The Areca palm (Dypsis lutescens), also called butterfly palm, is popular as a houseplant, especially in climate zones that are too cold for it to grow outdoors year round. This palm is native to Madagascar and forms multiple bamboo-like stalks from a common base, giving it a bushy, feathery touch of greenery for indoor settings. It helps increase indoor oxygen and purifies the air. The Areca palm grows quickly and is relatively easy to care for, but it can sometimes suffer from attacks by certain insects or develop diseases.
Place your Areca palm in an indoor area that receives filtered sunlight or bright indirect light because the fronds can become burned when the sun is intense. If you keep it near a window that faces east, south or west the conditions should be suitable. Keep a bamboo blind over large windows where strong sunlight enters.
Water your Areca palm on a regular basis, perhaps once a week during its active summer growing season, but do not allow the soil to remain wet or soggy.

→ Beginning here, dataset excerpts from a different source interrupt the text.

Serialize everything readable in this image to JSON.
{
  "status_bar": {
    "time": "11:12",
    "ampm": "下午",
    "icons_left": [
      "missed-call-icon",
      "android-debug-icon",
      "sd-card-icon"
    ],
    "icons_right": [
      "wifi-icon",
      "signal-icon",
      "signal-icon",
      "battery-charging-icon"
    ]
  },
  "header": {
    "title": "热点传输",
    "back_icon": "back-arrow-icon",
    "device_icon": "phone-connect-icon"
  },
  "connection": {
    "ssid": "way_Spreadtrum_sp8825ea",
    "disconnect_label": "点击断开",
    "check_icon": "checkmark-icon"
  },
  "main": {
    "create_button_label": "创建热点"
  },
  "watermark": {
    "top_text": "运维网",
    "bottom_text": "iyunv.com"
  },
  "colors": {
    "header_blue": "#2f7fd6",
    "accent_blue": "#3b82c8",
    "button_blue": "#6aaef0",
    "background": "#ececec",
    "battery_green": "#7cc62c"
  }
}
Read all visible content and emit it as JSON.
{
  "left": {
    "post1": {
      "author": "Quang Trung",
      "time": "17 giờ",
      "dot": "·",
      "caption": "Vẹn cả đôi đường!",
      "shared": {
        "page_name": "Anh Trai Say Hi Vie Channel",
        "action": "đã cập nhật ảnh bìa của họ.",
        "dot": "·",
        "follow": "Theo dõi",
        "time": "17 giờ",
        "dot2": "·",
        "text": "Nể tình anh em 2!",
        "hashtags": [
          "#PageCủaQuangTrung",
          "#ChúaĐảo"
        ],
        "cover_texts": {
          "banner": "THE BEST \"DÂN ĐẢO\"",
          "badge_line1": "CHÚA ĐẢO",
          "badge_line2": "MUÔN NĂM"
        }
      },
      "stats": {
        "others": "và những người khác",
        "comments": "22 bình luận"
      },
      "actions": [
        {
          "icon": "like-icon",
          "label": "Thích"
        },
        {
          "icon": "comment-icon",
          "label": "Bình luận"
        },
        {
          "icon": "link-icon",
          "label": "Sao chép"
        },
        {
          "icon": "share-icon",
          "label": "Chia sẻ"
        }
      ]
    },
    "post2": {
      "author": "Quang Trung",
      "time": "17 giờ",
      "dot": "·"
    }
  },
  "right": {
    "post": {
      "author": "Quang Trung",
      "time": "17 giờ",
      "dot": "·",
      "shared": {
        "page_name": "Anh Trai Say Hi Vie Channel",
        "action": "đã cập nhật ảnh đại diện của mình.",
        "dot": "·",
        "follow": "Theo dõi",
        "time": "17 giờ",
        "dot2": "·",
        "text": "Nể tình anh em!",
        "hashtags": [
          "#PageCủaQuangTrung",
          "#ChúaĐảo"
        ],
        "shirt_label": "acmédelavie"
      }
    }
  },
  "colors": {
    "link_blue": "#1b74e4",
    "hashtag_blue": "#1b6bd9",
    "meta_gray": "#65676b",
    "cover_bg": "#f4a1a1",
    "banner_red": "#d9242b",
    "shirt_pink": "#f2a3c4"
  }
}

Check the soil moisture by poking your finger into the soil about 1 inch. Keep the soil mostly dry during winter because root rot can often occur. Areca palms benefit from a daily mist of water, which increases the humidity.
Keep the temperature in the room where your Areca palm lives above 20 degrees Fahrenheit at all times. Your palm tree will thrive when the temperature is between 65 to 75 degrees Fahrenheit. It will be fine if the nighttime temperature drops 5 to 10 degrees lower. Keep your palm out of cold drafts and do not locate it near a heat source.
Fertilize your Areca three times each year, starting in early spring and repeating your application in June and again in August. Use a granular fertilizer with an N-P-K ratio of 10-10-10 or 20-20-20. Dilute the product and apply it according to label instructions. Wait until after you water your palm and do not fertilize when the soil is dry. Also, do not overfertilize because this practice can result in the plant's death.
Trim off entire fronds when they become yellow or brown.
Spray your Areca palm with insecticidal soap if aphids or spider mites attack. If you check for insects every two weeks, you can begin your treatment early and avoid large problems later. Watch for ants, which do not harm your palm tree but carry aphids and other sucking insects to the plant, and feed from their excretions.
Prevent common diseases such as Ganoderma bud rot by keeping the soil of your palm moist but not soggy. This disease causes older fronds to wilt, droop and turn brown. Unfortunately, no cure exists for this disease--you must destroy your palm if it becomes infected. Dispose of the soil in which it grew.